Blickfangend: Schokoladenalteisen kann eine interessante Geschenkidee darstellen.
Fotos: Zoltán Pázmány

Traditionsware und ausgefallene Geschenkideen, dabei vieles für Feinschmecker und Genießer – all das bietet eine interessante Mischung auf dem Weihnachtsmarkt und lockt jeden Tag zahlreiche Besucher in die Temeswarer Innenstadt. Fleisch- und Wurstwaren, aber auch die Gerichte, die unter freiem Himmel zubereitet werden, kitzeln die feinen Nasen und ziehen die kuriosen Blicke der Passanten am Parkplatz vor dem Modehaus „Modex“ im Temeswarer Stadtzentrum auf sich. Viele der Händler sind schon seit Jahren dabei. So gehen viele Besucher gezielt zu den Ständen und Holzhäuschen und wissen schon im Vorhinein, was sie suchen: Würste und Käsekuchen, Krautwickel oder Frisches vom Grill. 

 

Unter den etwa hundert Händlern, die derzeit in der Temeswarer Innenstadt auf ihre Kunden warten, ist auch Kohlmayer Zsolt aus Kécskémét. Der ungarische Händler kommt schon seit sieben Jahren immer wieder zum Weihnachts- aber auch zum Ostermarkt nach Temeswar. Die Besucher des Marktes kennen seine Produkte, denn man hat wohl nicht allzu oft die Gelegenheit, Bärenfleisch-Eintopf oder Bärensalami, Hirsch-, Wildschwein-, Puten- oder Pferdewürste zu verkosten. „Alles verkauft sich wunderbar! Die Leute suchen uns extra dafür auf dem Markt“, sagt Fékéte Csaba, der Verkäufer des ungarischen Händlers, der in Neumarkt am Mieresch/ Târgu Mureş geboren ist, aber schon seit einigen Jahren in Ungarn lebt.

Je ausgefallener die Vorbereitungen, umso interessanter für die Kunden das Produkt: Der Holzstand auf dem Modex-Parkplatz ist voller Leckereien. Leberwurst, geräucherte Schweinsohren, Schweine- und Entengrieben, Liptauer-Brotaufstrich, Heukäse aus den Alpen oder getrocknete Bio-Früchteriegel werden zum Verkauf angeboten. Ein Kilo Hirschpastrami kostet, zum Beispiel, 220 Lei, Wildschweinswürste sind für 120 Lei das Kilo erhältlich und die Würste aus Pferde- oder Putenfleisch kosten je 45 Lei das Kilo. „Unsere Produkte sind teuer – doch es mangelt nicht an Käufer“, setzt Fékété Csaba fort.
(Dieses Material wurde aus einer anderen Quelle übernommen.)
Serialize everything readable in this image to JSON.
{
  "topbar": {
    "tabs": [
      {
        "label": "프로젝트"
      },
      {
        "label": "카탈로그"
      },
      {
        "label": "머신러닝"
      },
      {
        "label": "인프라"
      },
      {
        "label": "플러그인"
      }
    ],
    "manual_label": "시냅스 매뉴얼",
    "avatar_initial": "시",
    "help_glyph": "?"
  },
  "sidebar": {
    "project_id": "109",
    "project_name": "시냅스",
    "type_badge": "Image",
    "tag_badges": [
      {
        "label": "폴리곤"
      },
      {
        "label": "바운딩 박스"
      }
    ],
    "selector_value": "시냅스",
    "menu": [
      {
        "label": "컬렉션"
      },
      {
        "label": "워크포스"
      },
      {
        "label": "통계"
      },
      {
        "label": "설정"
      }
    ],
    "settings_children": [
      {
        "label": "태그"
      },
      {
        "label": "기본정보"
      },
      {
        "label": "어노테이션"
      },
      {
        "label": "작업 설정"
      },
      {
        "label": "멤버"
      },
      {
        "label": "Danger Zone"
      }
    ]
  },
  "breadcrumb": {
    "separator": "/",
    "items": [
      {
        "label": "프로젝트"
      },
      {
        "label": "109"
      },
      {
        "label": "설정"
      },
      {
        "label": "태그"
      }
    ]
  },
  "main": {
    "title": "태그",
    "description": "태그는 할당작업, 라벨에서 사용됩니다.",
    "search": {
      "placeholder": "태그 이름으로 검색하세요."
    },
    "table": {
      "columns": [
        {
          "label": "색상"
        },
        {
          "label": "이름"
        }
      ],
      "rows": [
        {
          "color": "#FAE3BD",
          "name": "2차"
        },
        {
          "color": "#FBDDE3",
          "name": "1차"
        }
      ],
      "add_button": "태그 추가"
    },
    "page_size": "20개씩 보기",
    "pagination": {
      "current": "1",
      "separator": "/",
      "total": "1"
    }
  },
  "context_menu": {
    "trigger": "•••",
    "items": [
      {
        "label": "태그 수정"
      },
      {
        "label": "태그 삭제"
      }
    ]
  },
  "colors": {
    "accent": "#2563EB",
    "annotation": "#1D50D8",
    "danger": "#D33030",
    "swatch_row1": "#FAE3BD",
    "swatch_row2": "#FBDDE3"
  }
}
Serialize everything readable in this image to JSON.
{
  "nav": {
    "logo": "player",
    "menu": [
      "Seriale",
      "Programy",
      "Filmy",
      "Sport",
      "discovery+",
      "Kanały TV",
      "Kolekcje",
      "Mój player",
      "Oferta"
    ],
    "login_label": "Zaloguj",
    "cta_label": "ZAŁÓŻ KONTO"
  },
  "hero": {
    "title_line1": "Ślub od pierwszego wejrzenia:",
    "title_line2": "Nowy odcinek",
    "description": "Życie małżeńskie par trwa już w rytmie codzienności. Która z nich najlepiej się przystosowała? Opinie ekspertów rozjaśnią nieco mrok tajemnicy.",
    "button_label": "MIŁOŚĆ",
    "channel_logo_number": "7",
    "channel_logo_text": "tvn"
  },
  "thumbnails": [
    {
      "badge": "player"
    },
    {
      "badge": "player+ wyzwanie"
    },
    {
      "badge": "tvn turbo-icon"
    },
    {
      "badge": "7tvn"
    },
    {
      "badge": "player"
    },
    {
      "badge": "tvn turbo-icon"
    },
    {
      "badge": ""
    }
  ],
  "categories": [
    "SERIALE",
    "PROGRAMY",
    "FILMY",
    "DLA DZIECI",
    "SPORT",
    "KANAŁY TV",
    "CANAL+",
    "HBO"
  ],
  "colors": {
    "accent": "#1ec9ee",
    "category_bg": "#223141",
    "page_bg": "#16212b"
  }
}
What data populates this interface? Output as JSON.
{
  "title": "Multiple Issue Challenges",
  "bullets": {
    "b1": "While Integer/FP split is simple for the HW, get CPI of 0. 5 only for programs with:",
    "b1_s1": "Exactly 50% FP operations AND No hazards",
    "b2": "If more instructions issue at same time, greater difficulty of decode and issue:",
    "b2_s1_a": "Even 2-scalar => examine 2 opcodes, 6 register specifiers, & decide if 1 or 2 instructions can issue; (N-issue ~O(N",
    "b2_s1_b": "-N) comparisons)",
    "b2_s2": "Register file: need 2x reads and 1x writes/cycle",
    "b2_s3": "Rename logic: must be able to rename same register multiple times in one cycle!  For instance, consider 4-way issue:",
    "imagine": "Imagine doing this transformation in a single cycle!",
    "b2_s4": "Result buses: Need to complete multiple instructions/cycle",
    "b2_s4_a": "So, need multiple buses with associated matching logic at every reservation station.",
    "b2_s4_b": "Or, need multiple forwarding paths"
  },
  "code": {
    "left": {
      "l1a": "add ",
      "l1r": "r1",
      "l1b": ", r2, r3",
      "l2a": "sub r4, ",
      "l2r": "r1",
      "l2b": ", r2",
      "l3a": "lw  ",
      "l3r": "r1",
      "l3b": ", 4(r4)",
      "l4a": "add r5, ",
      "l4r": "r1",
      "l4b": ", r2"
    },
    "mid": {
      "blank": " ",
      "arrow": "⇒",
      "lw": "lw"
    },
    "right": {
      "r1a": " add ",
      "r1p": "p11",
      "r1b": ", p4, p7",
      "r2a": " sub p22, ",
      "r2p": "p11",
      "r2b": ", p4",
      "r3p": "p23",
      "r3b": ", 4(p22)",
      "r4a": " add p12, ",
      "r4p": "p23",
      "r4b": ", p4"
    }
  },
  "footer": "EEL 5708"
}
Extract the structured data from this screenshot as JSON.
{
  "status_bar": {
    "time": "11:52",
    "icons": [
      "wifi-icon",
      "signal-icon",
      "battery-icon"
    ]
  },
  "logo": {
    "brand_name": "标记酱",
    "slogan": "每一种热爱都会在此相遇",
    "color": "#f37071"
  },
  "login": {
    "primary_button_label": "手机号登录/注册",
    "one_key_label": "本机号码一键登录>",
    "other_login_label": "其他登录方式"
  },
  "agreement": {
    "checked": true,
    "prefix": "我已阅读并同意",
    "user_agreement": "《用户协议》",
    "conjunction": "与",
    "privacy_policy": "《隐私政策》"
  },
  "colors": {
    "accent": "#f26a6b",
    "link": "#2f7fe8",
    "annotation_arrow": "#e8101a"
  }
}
Alle Produkte des ungarischen Händels sind besonders – viele davon sind auch mit verschiedenen Preisen ausgezeichnet worden. „Der Koch, der jeden Tag die Eintöpfe und die Gulaschsuppen zubereitet, ist Chefkoch in Ungarn“, ruft Kohlmayer Zsolt mit seiner heiseren Stimme auf Ungarisch, wobei Fékété Csaba eifrig übersetzt. Dann zeigt der korpulente Mann auf den großen Kessel, in dem Glühwein kocht. Gleich daneben steht ein Pokal mit der ungarischer Aufschrift „Bester Glühwein Ungarns“. Bereits der Duft verrät, dass es sich dabei um einen besonderen Wein handelt: Preiselbeeren- und Zwetschgen-Glühwein. Je nachdem, wie groß der Plastikbecher ist, kann man diese Glühweine gegen 5, 6 und 10 Lei verkosten.

 

Naschereien dürfen nicht fehlen

Nicht nur Geräuchertes und Gekochtes gibt es auf dem Weihnachtsmarkt. Frisch gebackene Kürtöskalács, Krapfen und American Donuts, Riesen-Crépés und Langosch, frische Käse- und Krauttaschen, alle brodeln in den Öfen und auf den Herden an den vielen Verkaufshäuschen.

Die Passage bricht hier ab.